Originality in festival programming is simply not scanning what’s wrong with Pakistan and dissecting significant regional political changes, though audiences (including the smattering of non-Pakistani attendees) tend to be fixated on holding conversations around the country’s future, the failure of the state to provide education and respect human rights, and Pakistan’s mangled relationship with the US. When the regional narrative of urgent interest to everyone brought in US Ambassador Richard Olsen, he admittedly said that his country has learnt the lessons of 1989 and didn’t want 2014 to be like 1989. Politics in Pakistan is a strange beast; it wants to know what happens next door, whether Afghanistan or India.

Rajmohan Gandhi was the intellectual star, with hundreds of curious attendees listening to his assessment of the historical relationship between Pakistan and its neighbourly irritant, Afghanistan. “We are done with the politicians of India and Pakistan,” said Mr Gandhi. “If Pakistan and India want to see better ties, the people need to do more of what they are doing now. We need to meet, talk and be cordial.” Indian public discourse is skillful at more jingoistic sentiment than Pakistani audiences find comfortable, but Mr Gandhi spoke eloquently about how we make enemies when we become inhumane and distrusting of one another. Gandhi’s philosophy of a non-violent struggle against racial domination has symbolic resonance with oppressed people globally, his grandson reminded us.

Glaringly absent from the Festival was focus on the state of the Pakistani press and the recent battering that it has taken from extremist groups, rendering the power of the fourth estate (title for a session) even more relevant and under threat. Journalists in Fata (important to the debate on the freedom of the press) operate under threat from militant groups that demand control over content while the establishment belligerently enforces their own parameters when it comes to reporting in the tribal areas of Pakistan. Also nowhere was the story of the girl from Swat who stood up for education. Reports of a cancelled launch for I am Malala organised by the Bacha Khan Educational Foundation at the University of Peshawar last month is indicative of how liberal spaces are shrinking. A winner at the National Books Awards last year, this book is about the importance of education to remove intolerance and violence but we were too fearful to provide Malala Yousafzai’s cause a platform.

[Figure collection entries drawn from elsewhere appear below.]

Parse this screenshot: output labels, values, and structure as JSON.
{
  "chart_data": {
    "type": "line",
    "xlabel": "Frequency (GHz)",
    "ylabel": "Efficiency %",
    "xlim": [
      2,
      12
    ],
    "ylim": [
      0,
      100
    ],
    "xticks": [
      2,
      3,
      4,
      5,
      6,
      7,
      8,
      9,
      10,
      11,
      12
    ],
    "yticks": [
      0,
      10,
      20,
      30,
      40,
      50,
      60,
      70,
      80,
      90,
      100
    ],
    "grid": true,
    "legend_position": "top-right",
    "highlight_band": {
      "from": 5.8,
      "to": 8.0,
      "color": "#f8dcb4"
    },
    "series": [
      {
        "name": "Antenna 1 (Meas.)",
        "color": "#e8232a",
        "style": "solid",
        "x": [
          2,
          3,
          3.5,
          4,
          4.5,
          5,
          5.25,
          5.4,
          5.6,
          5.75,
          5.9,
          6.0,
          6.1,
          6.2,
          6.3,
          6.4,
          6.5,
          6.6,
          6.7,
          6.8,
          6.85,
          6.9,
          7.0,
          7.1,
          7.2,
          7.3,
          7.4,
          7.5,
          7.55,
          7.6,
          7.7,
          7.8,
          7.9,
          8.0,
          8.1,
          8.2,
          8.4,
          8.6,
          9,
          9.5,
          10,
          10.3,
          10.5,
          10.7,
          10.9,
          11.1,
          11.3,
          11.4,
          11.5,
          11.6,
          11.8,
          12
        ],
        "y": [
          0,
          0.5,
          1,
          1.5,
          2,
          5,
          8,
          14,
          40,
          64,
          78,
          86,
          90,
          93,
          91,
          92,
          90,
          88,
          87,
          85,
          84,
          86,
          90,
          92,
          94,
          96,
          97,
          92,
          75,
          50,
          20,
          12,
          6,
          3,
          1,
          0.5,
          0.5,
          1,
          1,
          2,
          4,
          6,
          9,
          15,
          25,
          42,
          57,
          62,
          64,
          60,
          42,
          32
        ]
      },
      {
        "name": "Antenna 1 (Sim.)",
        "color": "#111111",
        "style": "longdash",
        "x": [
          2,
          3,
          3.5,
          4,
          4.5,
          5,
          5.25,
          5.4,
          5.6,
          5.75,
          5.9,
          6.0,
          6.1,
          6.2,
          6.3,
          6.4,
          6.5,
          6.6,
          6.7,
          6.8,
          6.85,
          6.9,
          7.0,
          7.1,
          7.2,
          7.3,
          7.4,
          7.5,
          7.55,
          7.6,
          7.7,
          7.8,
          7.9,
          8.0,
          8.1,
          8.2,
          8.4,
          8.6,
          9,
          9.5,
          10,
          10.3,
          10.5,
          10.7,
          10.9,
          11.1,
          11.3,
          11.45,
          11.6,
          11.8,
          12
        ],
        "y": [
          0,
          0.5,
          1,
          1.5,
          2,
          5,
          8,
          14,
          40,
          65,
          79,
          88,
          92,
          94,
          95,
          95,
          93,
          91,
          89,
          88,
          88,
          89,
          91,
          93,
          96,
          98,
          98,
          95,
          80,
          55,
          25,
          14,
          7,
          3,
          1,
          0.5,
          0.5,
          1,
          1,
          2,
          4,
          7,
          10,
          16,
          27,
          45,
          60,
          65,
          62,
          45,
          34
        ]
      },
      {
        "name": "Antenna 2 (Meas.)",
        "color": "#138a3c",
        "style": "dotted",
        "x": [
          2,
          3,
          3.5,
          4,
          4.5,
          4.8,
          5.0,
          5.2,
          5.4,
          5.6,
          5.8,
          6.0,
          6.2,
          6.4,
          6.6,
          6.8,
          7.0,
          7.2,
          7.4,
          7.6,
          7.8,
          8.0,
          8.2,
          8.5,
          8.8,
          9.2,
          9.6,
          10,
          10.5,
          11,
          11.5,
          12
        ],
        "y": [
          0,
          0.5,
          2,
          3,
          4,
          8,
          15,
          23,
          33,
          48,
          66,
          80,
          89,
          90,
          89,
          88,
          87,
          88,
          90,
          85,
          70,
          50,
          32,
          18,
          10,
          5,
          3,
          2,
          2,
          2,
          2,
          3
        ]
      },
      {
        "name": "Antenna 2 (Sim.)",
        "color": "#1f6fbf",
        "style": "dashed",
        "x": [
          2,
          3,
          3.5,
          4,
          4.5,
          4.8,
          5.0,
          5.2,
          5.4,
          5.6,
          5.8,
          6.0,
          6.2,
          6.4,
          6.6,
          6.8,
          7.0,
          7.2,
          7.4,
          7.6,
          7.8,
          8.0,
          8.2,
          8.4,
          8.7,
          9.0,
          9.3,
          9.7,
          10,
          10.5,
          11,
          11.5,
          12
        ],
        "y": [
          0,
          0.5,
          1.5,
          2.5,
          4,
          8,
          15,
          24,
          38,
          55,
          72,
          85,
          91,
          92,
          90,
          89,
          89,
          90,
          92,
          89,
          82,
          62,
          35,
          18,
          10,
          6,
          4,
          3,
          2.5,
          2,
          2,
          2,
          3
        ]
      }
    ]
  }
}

Yet, growing crowds is testimony that the festival initiators and their red-shirted volunteers have got it right, down to unending coffee and food, despite criticism that it needs rebirthing and greater global representation (I’m guessing Pakistan’s lack of security kept some authors away). And while celebrating books and ideas, thought needs to be given about taking books and writers to those who could never come to annual festivals for the educated minority in Pakistan.